『まさかの事業継承まさかの労働争議を乗り越え学んだこと』
入社一年後、前社長(父上)の他界により、急な事業継承を強いられた北原氏。
ワンマンタイプで社員が後に着いてくる前社長のとは違い、羊を追い立てるように社員と接する北原氏に当初、社員は新社長にどう接していいのか分からず困惑の色を隠せませんでした。
そんな折、賞与の支給に関する問題が引金となり労働争議が発生しました。
何故、このような事態になったのでしょうか?
北原氏自身、社員とのコミュニケーションの欠如が何よりも大きな原因と指摘しています。会社の置かれている立場と今後の会社方針の説明が充分行われなかった事に反省して、以後社員とのコミュニケーションを親密に図って経営されて来られました。
現在、社員さんとは信頼関係のある労使関係を築きあげています。
労使間のコミニケーション、これはただ単に、仲良くなる為のものではなく信頼関係を築く事を主軸に置いたものでなくてはなりません。勿論、会社がこれから向かう方向性を理解した上での事ですが、経営理念をツールとしたコミュニケーション作りは会社の方向性を示すのにとても良い方法だと言えます。

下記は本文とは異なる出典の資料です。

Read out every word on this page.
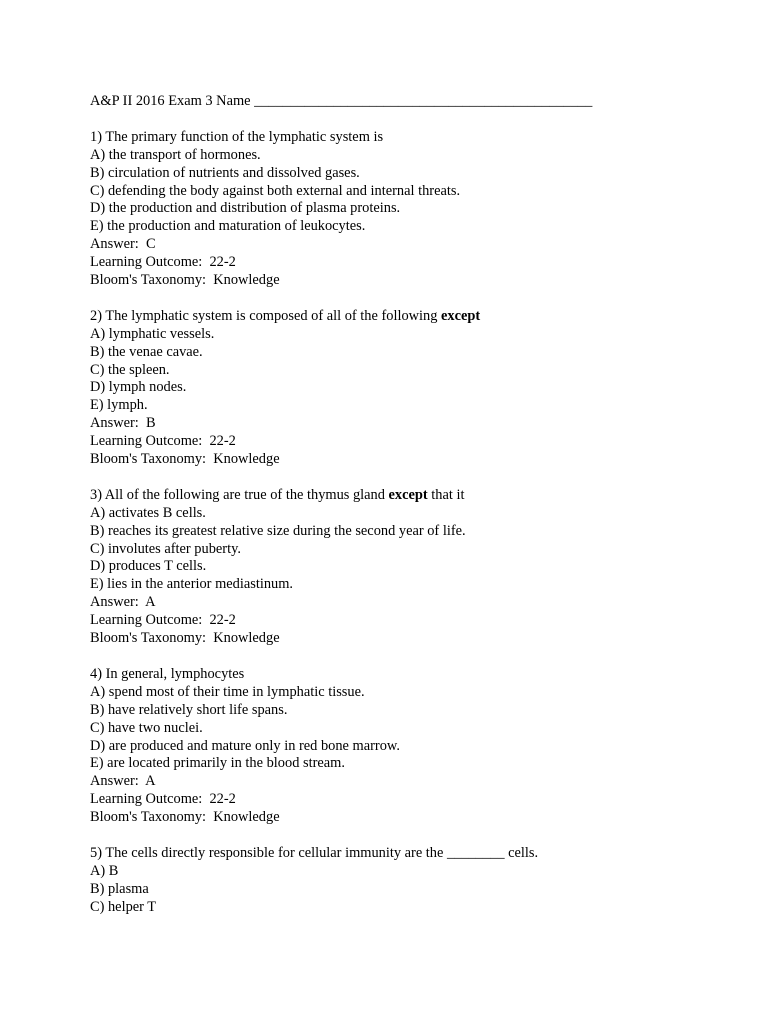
A&P II 2016 Exam 3 Name _______________________________________________
1) The primary function of the lymphatic system is
A) the transport of hormones.
B) circulation of nutrients and dissolved gases.
C) defending the body against both external and internal threats.
D) the production and distribution of plasma proteins.
E) the production and maturation of leukocytes.
Answer:  C
Learning Outcome:  22-2
Bloom's Taxonomy:  Knowledge
2) The lymphatic system is composed of all of the following except
A) lymphatic vessels.
B) the venae cavae.
C) the spleen.
D) lymph nodes.
E) lymph.
Answer:  B
Learning Outcome:  22-2
Bloom's Taxonomy:  Knowledge
3) All of the following are true of the thymus gland except that it
A) activates B cells.
B) reaches its greatest relative size during the second year of life.
C) involutes after puberty.
D) produces T cells.
E) lies in the anterior mediastinum.
Answer:  A
Learning Outcome:  22-2
Bloom's Taxonomy:  Knowledge
4) In general, lymphocytes
A) spend most of their time in lymphatic tissue.
B) have relatively short life spans.
C) have two nuclei.
D) are produced and mature only in red bone marrow.
E) are located primarily in the blood stream.
Answer:  A
Learning Outcome:  22-2
Bloom's Taxonomy:  Knowledge
5) The cells directly responsible for cellular immunity are the ________ cells.
A) B
B) plasma
C) helper T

なぜならば経営理念を作るまでの過程に労使見解(経営者の責任を第一に考え、社員をもっとも信頼できるパートナーとする精神)が必ず入ってくるからです。
中小企業家同友会の「経営理念作成」と「労使見解」は労使間の信頼関係を構築していく上で沢山のヒントが詰まっているように思いました。更なる会員間の学習と自社への普及の必要性を感じました。
今回のグループ討論におきましても社員さんとの信頼関係の構築について様々な意見が出ました。朝礼の実施や全体ミーティングの必要性はもとより、更に深い信頼関係を築ける個別の面談や自主的に社員の意見を取り入れた経営体質を作る事など多岐に渡って意見が交換されました。
最後に、北原氏の祖父の言葉「労働組合ができるような会社にはするな。組合がなくとも信頼関係を構築し、発展していける会社がよい会社だ」このフレーズが特に印象に残った例会でした。
北原さんはじめ出席下さった方々有意義な例会となりました、心からお礼申し上げます。